Il est des questions difficiles à trancher qui trouvent parfois leur solution de manière brutale et soudaine. Souvent, c'est la force d'un exemple inattendu qui vient conclure une réflexion d'où on ne peut tirer une synthèse claire. Ici, il s'agit de la question du droit d'auteur, et l'exemple déterminant est celui illustré dans le film "Be Kind, Rewind", de Michel Gondry.
(Ce qui suit révèle une grosse partie de l'intrigue.)
Dans ce film, deux gérants temporaires d'une boutique de location de vidéo (en VHS) sont confrontés à l'effacement accidentel de toutes les bandes par l'un d'entre eux (joué par Jack Black). Pour contrer le problème, les deux gérants décident donc de tourner eux-même des versions amateur des films effacés, au format vingt minutes. Les noms des personnages sont les mêmes, et le scénario ainsi que certaines scènes gardent la même trame, tandis que les dialogues sont en majeure partie changés ou incomplets. Bref, l'oeuvre est une adaption totalement libre et différente de l'oeuvre originale.
Seulement voilà, le cirque attire de plus en plus de public, et bientôt la boutique draine tellement de monde qu'un beau jour, des représentants d'une grosse boite de production américaine débarquent dans le magasin et prétextant que leur droit d'auteur à été violé, et réclament l'effacement des bandes sans quoi une amende de trois Milliards de dollars sera à payer, assortie d'une peine de prison de 63 000 ans. Bref, les gérants sont condamnés à détruire toutes les cassettes.
(fin du spoiler)
La question est, pourquoi le droit a-t-il été violé ? Le délit ici n'est pas d'avoir détourné des films existants pour en faire des versions alternatives. En effet, reprendre une oeuvre et la "détourner" n'est pas une violation du droit d'auteur à proprement parler : si j'apprend du Incubus à la guitare et que je joue des concerts sur la plage avec mes cheveux longs, en me faisant du bénéfice sur les boissons par exemple, je ne vole pas le groupe original. Je suis constitue une concurrence bas de gamme, qui propose le même type de service à un prix et une qualité moindre. Il y a fort à parier que beaucoup de fans d'Incubus préfèreront payer plus cher pour voir un vrai concert. Ou bien ils trouveront le moyen d'aller aux deux, parce qu'en dépit d'une qualité objectivement moindre, le service que je propose a ses attributs propres que l'auditeur apprécie (versions acoustiques, ajout d'un solo de biniou, etc).
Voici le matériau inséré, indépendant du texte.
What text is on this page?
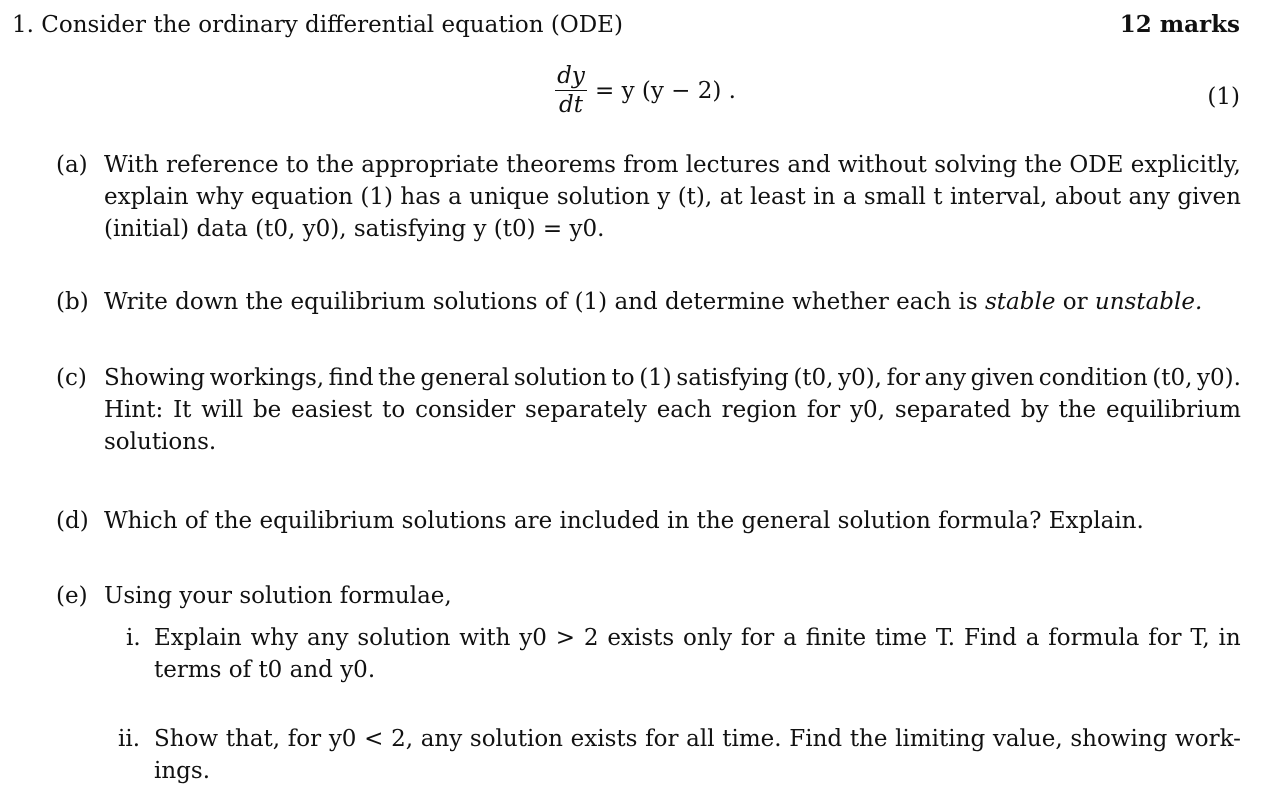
1. Consider the ordinary differential equation (ODE)	12 marks
$\frac{dy}{dt} = y$ (y − 2) .	(1)
(a) With reference to the appropriate theorems from lectures and without solving the ODE explicitly,
explain why equation (1) has a unique solution y (t), at least in a small t interval, about any given
(initial) data (t0, y0), satisfying y (t0) = y0.
(b) Write down the equilibrium solutions of (1) and determine whether each is stable or unstable.
(c) Showing workings, find the general solution to (1) satisfying (t0, y0), for any given condition (t0, y0).
Hint: It will be easiest to consider separately each region for y0, separated by the equilibrium
solutions.
(d) Which of the equilibrium solutions are included in the general solution formula? Explain.
(e) Using your solution formulae,
i. Explain why any solution with y0 > 2 exists only for a finite time T. Find a formula for T, in
terms of t0 and y0.
ii. Show that, for y0 < 2, any solution exists for all time. Find the limiting value, showing work-
ings.
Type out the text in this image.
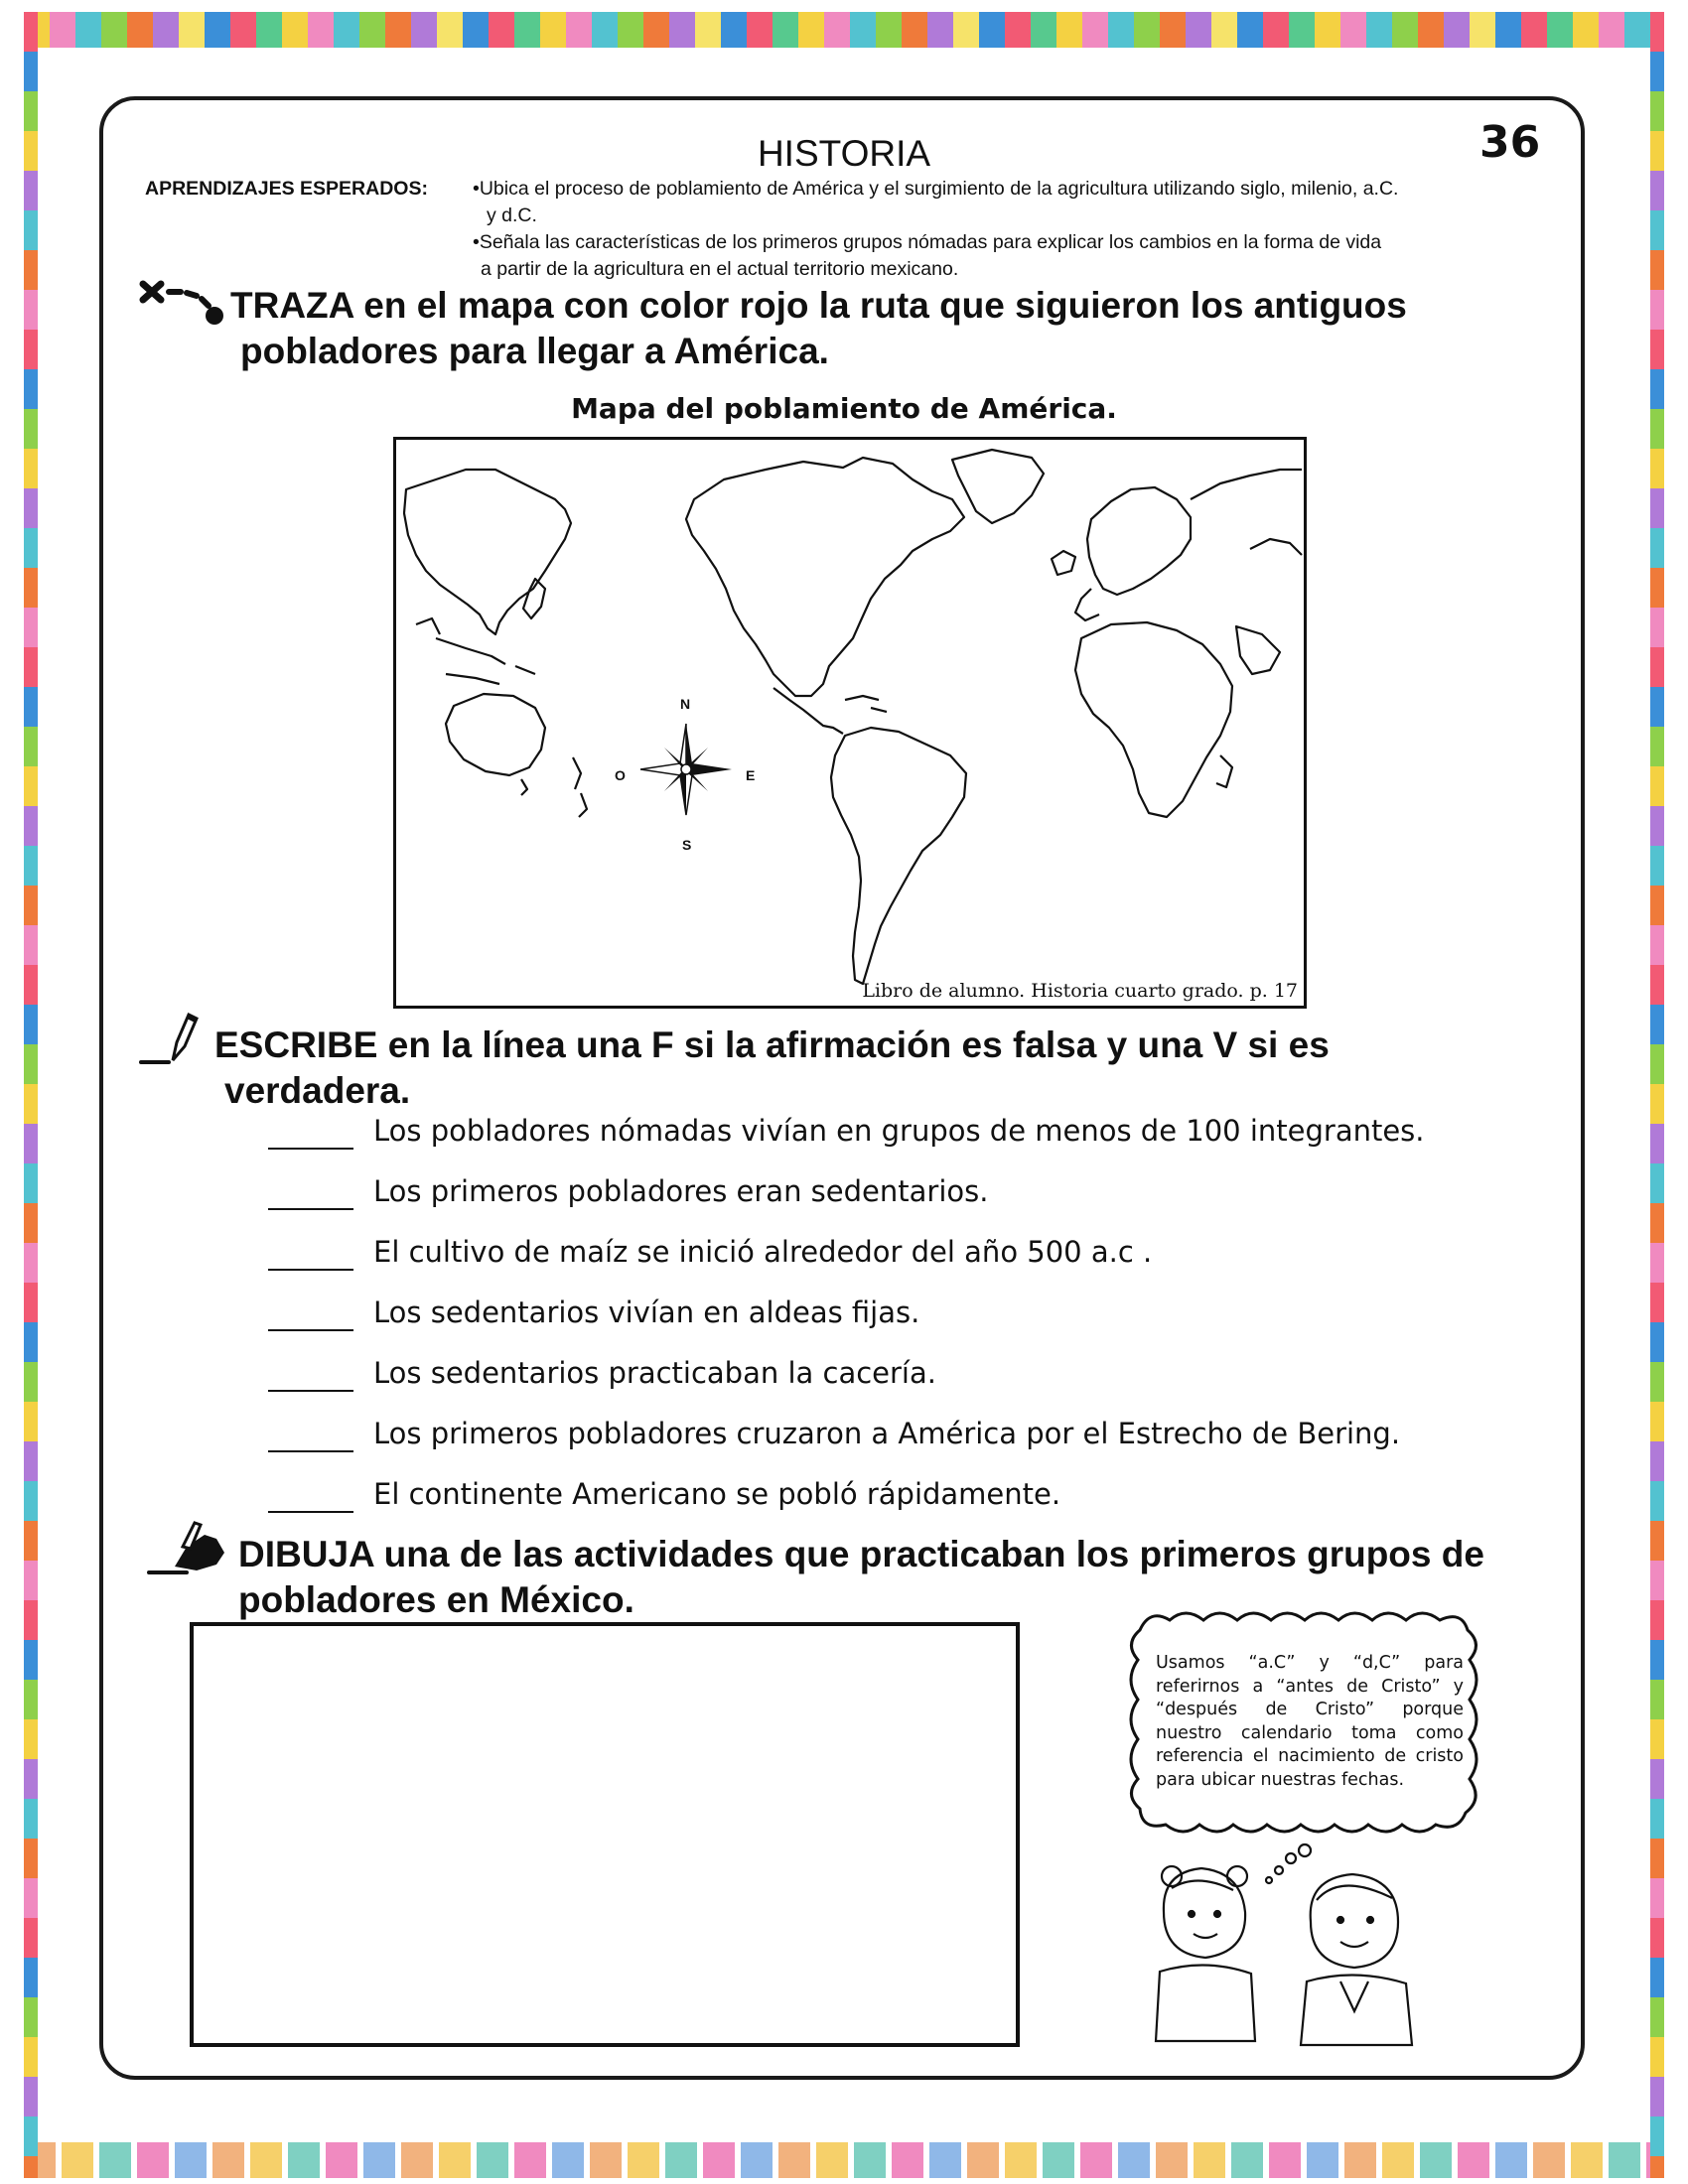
36
HISTORIA
APRENDIZAJES ESPERADOS: •Ubica el proceso de poblamiento de América y el surgimiento de la agricultura utilizando siglo, milenio, a.C.
y d.C.
•Señala las características de los primeros grupos nómadas para explicar los cambios en la forma de vida
a partir de la agricultura en el actual territorio mexicano.
TRAZA en el mapa con color rojo la ruta que siguieron los antiguos
pobladores para llegar a América.
Mapa del poblamiento de América.
N
S
E
O
Libro de alumno. Historia cuarto grado. p. 17
ESCRIBE en la línea una F si la afirmación es falsa y una V si es
verdadera.
Los pobladores nómadas vivían en grupos de menos de 100 integrantes.
Los primeros pobladores eran sedentarios.
El cultivo de maíz se inició alrededor del año 500 a.c .
Los sedentarios vivían en aldeas fijas.
Los sedentarios practicaban la cacería.
Los primeros pobladores cruzaron a América por el Estrecho de Bering.
El continente Americano se pobló rápidamente.
DIBUJA una de las actividades que practicaban los primeros grupos de
pobladores en México.
Usamos “a.C” y “d,C” para referirnos a “antes de Cristo” y “después de Cristo” porque nuestro calendario toma como referencia el nacimiento de cristo para ubicar nuestras fechas.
Le délit des personnages joués par Mos Def et Jack Black est d'avoir conservé les emballages de VHS. En effet, ils ont contrefait une marque. Les clients abusés croyaient louer SOS Fantômes avec Bill Murray, et se retrouvent avec SOS Fantômes starring Jack Black et Mos Def (personellement, ça ne m'aurait absolument pas dérangé, mais là n'est pas la question). Dans l'exemple de mon concert d'Incubus, ça serait comme si j'avais placardé des affiches dans tout Hendaye en utilisant l'image et le logo du groupe, laissant ainsi explicitement supposer que les vrais membres d'Incubus allaient donner un concert au Pays Basque (ahah). Ca constitue une violation de l'image, la "marque" du groupe.
Cette nuance de droit est le point de départ de la différence fondamentale entre brevet et droit d'auteur. Le droit d'auteur est la propriété légitime d'un individu sur son nom, son corps, et donc sa création. Le brevet est le pas de trop sur ce droit, une propriété exclusive (càd qui exclue), qui empiète sur la liberté d'autrui. Ainsi si deux inventeurs créent tous deux l'incroyable aspirateur-laveur-de-sol-désinfectant au même moment, le premier à déposer le brevet met l'autre dans l'illégalité. L'autre doit abandonner sa création légitime sous peine de payer une amende, ou doit éventuellement acheter le brevet à son concurrent concernant sa propre invention - un comble.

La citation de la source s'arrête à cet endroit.